4.10 Joint Normal Distributions

In previous sections we considered randomly selecting an SAT taker and measuring their Math score. In particular, we assumed that SAT Math scores follow a Normal distribution with a mean of 500 and a standard deviation of 100.

Now consider randomly selecting an SAT taker and recording both their Math and Reading score. Suppose we want to conduct an appropriate simulation.

Example 4.10 Donny Don’t says: “That’s easy; just spin the SAT spinner twice, once for Math and once for Reading.” Do you agree? Explain your reasoning.

Solution. to Example 4.10

Show/hide solution

You should not agree with Donny, for two reasons.

  • It’s possible that the distribution of SAT Math scores follow a different pattern than SAT Reading scores. So we might need one spinner to simulate a Math score, and a second spinner to simulate the Reading score. (In reality, SAT Math and Reading scores do follow pretty similar distributions. But it’s possible that they could follow different distributions.)
  • Furthermore, there is probably some relationship between scores. It is plausible that students who do well on one test tend to do well on the other. For example, students who score over 700 on Math are probably more likely to score above than below average on Reading. If we simulate a pair of scores by spinning one spinner for Math and a separate spinner for Reading, then there will be no relationship between the scores because the spins are physically independent.

What we really need is a spinner that generates a pair of scores simultaneously to reflect their association. This is a little harder to visualize, but we could imagine spinning a “globe” with lines of latitude corresponding to SAT Math score and lines of longitutde to SAT Reading score. But this would not be a typical globe:

  • The lines of latitude would not be equally spaced, since SAT Math scores are not equally likely. (We have seen similar issues for one-dimensional spinners like the one in Figure ?? with unequally spaced values around the outside.) Similarly for lines of longitude.
  • The scale of the lines of latitude would not necessarily match the scale of the lines of longitude, since Math and Reading scores could follow difference distributions. For example, the equator (average Math) might be 500 while the prime meridian (average Reading) might be 520.
  • The “lines” would be tilted or squiggled to reflect the relationship between the scores. For example, the region corresponding to Math scores near 700 and Reading scores near 700 would be larger than the region corresponding to Math scores near 700 but Reading scores near 200.

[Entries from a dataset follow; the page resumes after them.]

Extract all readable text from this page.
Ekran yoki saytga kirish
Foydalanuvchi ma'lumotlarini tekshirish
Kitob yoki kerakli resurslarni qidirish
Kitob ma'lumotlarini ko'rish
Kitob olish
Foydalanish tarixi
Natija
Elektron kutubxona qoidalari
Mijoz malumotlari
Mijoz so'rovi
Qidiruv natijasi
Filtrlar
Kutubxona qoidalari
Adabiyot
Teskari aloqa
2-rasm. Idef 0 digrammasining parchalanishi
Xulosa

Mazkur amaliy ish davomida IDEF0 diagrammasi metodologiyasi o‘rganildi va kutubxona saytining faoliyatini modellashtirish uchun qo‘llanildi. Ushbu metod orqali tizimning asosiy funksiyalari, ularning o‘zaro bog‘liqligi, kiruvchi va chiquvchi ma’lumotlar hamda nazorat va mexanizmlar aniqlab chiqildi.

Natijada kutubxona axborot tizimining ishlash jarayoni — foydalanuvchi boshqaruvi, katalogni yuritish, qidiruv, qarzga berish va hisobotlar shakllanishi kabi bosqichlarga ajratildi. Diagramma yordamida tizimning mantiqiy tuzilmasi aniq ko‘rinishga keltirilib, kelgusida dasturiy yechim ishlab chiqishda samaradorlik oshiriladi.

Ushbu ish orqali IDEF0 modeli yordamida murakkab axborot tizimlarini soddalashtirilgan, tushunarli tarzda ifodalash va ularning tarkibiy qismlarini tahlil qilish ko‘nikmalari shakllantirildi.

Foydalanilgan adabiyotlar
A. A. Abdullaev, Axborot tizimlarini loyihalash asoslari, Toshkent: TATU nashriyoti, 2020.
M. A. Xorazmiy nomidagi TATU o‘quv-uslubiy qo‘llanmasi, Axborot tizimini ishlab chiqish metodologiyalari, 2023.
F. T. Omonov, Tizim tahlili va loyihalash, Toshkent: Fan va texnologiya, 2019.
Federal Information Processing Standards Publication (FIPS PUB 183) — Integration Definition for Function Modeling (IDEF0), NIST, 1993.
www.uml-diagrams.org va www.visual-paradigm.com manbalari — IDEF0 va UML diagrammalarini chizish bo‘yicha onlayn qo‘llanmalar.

So we would like a model that

  • Simulates Math scores that follow a Normal distribution pattern, with some mean and some standard deviation.
  • Simulates Reading scores that follow a Normal distribution pattern, with possibly a different mean and standard deviation.
  • Reflects how strongly the scores are associated.

Such a model is called a “Bivariate Normal” distribution. There are five parameters: the two means, the two standard deviations, and the correlation which reflects the strength of the association between the two scores. Correlation is a number between \(-1\) and \(1\) that measures the degree of association, with correlation values closer to \(1\) or \(-1\) denoting the strongest association87. We will study correlation in more detail later.

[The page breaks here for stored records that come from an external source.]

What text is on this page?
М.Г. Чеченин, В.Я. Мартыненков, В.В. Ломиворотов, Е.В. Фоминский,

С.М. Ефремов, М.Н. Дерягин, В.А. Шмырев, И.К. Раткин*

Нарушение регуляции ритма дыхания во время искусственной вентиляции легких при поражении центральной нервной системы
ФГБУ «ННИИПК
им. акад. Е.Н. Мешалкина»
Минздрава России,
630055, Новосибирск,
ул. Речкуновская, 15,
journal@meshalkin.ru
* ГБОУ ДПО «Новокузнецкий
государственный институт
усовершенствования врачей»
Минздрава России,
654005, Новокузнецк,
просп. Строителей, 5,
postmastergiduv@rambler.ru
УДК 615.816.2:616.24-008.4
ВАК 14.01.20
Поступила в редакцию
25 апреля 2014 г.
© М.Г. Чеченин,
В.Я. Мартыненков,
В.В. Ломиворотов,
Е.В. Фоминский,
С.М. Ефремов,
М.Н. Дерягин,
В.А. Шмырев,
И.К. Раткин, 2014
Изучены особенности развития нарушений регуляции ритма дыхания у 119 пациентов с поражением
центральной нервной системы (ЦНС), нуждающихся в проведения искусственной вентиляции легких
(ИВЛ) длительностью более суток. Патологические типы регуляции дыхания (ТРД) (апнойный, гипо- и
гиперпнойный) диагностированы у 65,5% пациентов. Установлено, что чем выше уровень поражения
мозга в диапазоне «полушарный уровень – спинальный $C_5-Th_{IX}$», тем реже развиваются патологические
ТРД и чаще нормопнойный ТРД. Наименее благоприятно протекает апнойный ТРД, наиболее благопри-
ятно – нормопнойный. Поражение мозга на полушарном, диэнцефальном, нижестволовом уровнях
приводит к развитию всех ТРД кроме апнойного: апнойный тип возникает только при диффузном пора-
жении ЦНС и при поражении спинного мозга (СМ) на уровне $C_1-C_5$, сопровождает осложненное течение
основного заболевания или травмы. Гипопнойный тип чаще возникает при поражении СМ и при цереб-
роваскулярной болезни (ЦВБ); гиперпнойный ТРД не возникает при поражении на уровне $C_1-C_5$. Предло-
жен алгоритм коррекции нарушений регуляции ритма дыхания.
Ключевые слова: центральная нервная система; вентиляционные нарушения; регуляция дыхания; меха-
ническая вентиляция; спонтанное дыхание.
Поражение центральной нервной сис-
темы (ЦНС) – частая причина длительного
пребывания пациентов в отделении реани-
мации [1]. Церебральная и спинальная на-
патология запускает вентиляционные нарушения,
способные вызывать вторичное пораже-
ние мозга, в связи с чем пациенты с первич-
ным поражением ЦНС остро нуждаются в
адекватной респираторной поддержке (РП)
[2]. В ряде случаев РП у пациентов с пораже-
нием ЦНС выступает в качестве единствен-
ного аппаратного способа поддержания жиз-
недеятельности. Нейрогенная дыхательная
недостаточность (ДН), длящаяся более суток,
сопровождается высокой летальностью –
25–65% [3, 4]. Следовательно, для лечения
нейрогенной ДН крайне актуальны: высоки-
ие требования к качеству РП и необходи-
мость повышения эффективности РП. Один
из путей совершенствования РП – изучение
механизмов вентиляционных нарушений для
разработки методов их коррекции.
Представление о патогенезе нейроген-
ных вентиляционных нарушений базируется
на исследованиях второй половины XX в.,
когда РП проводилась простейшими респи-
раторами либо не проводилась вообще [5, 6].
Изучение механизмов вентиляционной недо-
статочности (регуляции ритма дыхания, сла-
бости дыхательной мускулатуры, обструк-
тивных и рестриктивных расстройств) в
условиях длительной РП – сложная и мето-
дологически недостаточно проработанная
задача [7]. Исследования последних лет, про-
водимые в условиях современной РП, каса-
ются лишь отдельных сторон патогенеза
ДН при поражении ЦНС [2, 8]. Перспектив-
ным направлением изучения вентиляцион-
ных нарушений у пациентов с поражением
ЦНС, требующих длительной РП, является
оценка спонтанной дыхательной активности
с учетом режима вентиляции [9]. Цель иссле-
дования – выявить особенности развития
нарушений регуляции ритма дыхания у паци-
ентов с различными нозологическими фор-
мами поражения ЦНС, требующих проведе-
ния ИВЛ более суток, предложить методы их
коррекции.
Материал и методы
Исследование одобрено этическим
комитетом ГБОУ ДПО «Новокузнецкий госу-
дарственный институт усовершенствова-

In Symbulate, a BivariateNormal probability space returns a pair of values; we let \(X\) be the first coordinate (Math) and \(Y\) the second (Reading). We’ll assume, as suggested by this site, that Math scores have mean 527 and standard deviation 107, Reading scores have mean 533 and standard deviation 100, and the pairs of scores have correlation 0.77.

P = BivariateNormal(mean1 = 527, mean2 = 533, sd1 = 107, sd2 = 100, corr = 0.77)

X, Y = RV(P)

xy = (X & Y).sim(100)

xy
Index Result
0(476.79797596751405, 566.4407933461894)
1(453.50113711752715, 417.42547892458583)
2(342.3087286926988, 634.8059813862835)
3(444.1336929205088, 391.5774424112984)
4(385.74428189590606, 474.9579844674711)
5(545.2832632198823, 546.7325047569349)
6(550.219847071544, 604.466194261222)
7(391.2320478339401, 572.9588154160894)
8(500.9429529577218, 428.5293872966986)
......
99(440.287539627211, 428.03564075172966)

xy.plot()
plt.show()

Notice the strong positive association; students who have high scores on one exam tend to have high scores on the other. We can simulate lots of values and construct a joint histogram.


(X & Y).sim(10000).plot('hist')
## Error in py_call_impl(callable, dots$args, dots$keywords): ValueError: invalid literal for int() with base 10: ''
plt.show() 

Recall that in some of the previous examples the shapes of one-dimensional histograms could be approximated with a smooth density curve. Similarly, a two-dimensional histogram can sometimes be approximated with a smooth density surface. As with histograms, the height of the density surface at a particular \((X, Y)\) pair of values can be represented by color intensity. A Normal distribution is a “bell-shaped curve”; a Bivariate Normal distribution is a “mound-shaped” curve — imagine a pile of sand. (Symbulate does not yet have the capability to display densities in a three-dimensional-like plot such as this plot.)


(X & Y).sim(10000).plot('density')
plt.show() 

We can find marginal distributions by “aggregating/stacking/collapsing”. The SAT Math scores follow a Normal distribution with mean 527 and standard deviation 107, similarly for Reading.


X.sim(10000).plot()
plt.show()

The value of correlation measures the strength of the association. For example, with a correlation of 0.4 the association would not be nearly as strong.


P = BivariateNormal(mean1 = 527, mean2 = 533, sd1 = 107, sd2 = 100, corr = 0.40)

X, Y = RV(P)

xy = (X & Y).sim(10000)

xy.plot('hist')
## Error in py_call_impl(callable, dots$args, dots$keywords): ValueError: invalid literal for int() with base 10: ''
plt.show()

A negative correlation represents a negative association: large values of one variable tend to be associated with small values of the other. (This would not be realistic for SAT scores.)


P = BivariateNormal(mean1 = 527, mean2 = 533, sd1 = 107, sd2 = 100, corr = -0.77)

X, Y = RV(P)

xy = (X & Y).sim(10000)

xy.plot('hist')
## Error in py_call_impl(callable, dots$args, dots$keywords): ValueError: invalid literal for int() with base 10: ''
plt.show()

Note that in all of the above cases, the marginal distribution of Math scores is the same; likewise for Reading scores. But different correlations lead to different joint distributions. Remember: it is not possible to simulate \((X, Y)\) pairs simply from the marginal distributions.

Some lessons from this example.

  • “Mound-shaped” Bivariate Normal distributions are the two-dimensional analogs of Normal distributions.
  • Correlation is a measure of the strength of the association between two random variables.
  • Remember: it is not possible to simulate \((X, Y)\) pairs simply from the marginal distributions.

  1. We will see later that correlation measures the strength of a linear association: the degree to which pairs of values of the two random variables tend to follow a straight line.↩︎